Sharing rumors can be useful: they can be important sources of truthful information, especially in situations where authoritative sources of information are unavailable. Because rumor sharing is such an important activity in social networks, nearly every technological advancement that facilitates human communication, such as Facebook’s “Share” functionality, is ultimately used to relay rumors. In this note we examine a set of rumors propagating on Facebook either as text or images. One example of an instance of such a rumor is the following photo:
This photo has been posted and reshared hundreds of times in 2013, often accompanied by captions such as “War is a sad and tragic event for everyone except those who profit” and dating the bike to 1914. In reality, the bicycle is not nearly as old and has nothing to do with war: it has been identified as belonging to one Don Puz who abandoned it in the woods on Washington’s Vashon Island in 1954.
Intrigued by the persistence of such stories, we undertook a quantitative study of rumors circulating via Facebook and found the following:
The details can be found in our Rumor Cascades paper, to be presented at ICWSM’14 and we outline some of the results below.
Tracking rumors on Facebook requires two types of information: a corpus of known rumors, and a sample of reshare cascadescirculating on Facebook which can be matched to the corpus. The website Snopes.com has diligently documented thousands of rumors, and provides the starting point for our analysis. To match known rumors to this anonymized set of reshare cascades, we identify uploads and reshares that have been snoped — someone linked to a Snopes.com article in a comment. Those comments are posted by people to either warn their friends that something they posted is inaccurate or to the contrary, to validate that a rumor, though hard to believe, is in fact true.
We gathered 250K comments, posted during July and August 2013 on 17K individual cascades, containing 62 million shares. One large cascade shows a rumor diffusing as reshares prompt more reshares, forming long chains:
Reshares of a photo of a shopping receipt purporting in which someone buying sporting goods were paying an extra tax due to the Affordable Heathcare Law; this was due to a bug in software used by Cabela’s. One can observe long chains of reshares of the photo.The cascade above was frequently snoped, as can be seen from the lower-right branch with the reshares being snoped highlighted in red.
Although false rumors are predominant (62% of cascades have been tagged by Snopes as false), we observe that true rumors are more viral, in the sense that they result in larger cascades, achieving on average 163 shares per upload, whereas false rumors only have an average of 108 shares per upload.¹
So how do people react when their reshares are snoped? Especially if the rumor is false, there is a greater likelihood that they will delete the reshare (they are 4.4 times more likely to delete it). However, they are also more likely to retract the share even if the rumor is true or partly true, potentially because they realize that the story is old.
In general people do react to rumors with skepticism, though some true rumors evoke expressions of amazement and respect, as can be seen from the frequency of words that distinguish comments posted in response to rumor photos contrasted with comments on photos in general. The darker words are more likely to be associated with true stories, the lighter ones with false ones:
Some of the rumors circulating as photos actually originated years ago. For example this photo of the “money bags” meme was reshared over 100,000 times in July of 2013.
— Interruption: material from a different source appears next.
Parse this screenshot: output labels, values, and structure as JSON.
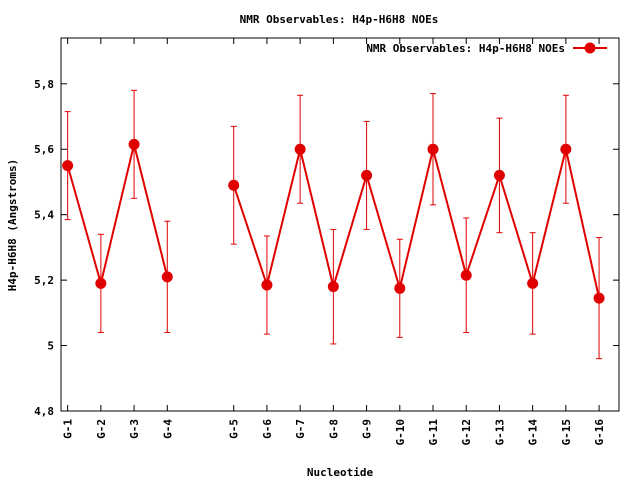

The meme had been circulating for years, and had been copied and pasted as a status update prior to the “Share” functionality. The meme purports that this year is special because some month has e.g. 5 Fridays, 5 Saturdays, and 5 Sundays. On average, this happens in one month each year, but the meme claims it happens only once every 823. In this case we see that the meme switches months/days to be accurate in the current year. Another striking feature is the flare-up of the rumors: they all but disappear, but can re-ignite secondary waves months later. Interestingly the variant shared in the photo above was correct in July 2011 but not in 2013, suggesting that perhaps memes have a more difficult time adapting as photos.
In conclusion, while much of the information that reaches us through our social networks is interesting and helpful, it doesn’t hurt to do a little bit of extra research before resharing that information.
¹ This sample is however heavily biased: given that the probability of receiving a comment mentioning Snopes is very small (between 0.1% and 0.3% of comments contain a link to Snopes), we are not only capturing a small fraction of rumors but we are also more likely to find larger cascades in our sample. To complicate matter further, the veracity of the rumor can also play a role in whether a share receives a Snopes comments (for example, false rumors elicit more Snopes links than true ones). While individual stories do vary in their likelihood of receiving a comment linking to Snopes, we can still do a rough estimate of the total number of rumors that are uploaded from the ones that do get detected that way — essentially, we infer the head of the distribution from its tail, assuming that the rate of receiving a Snopes link is accurate for cascades containing more than 10,000 shares.
This research was conducted using anonymized data.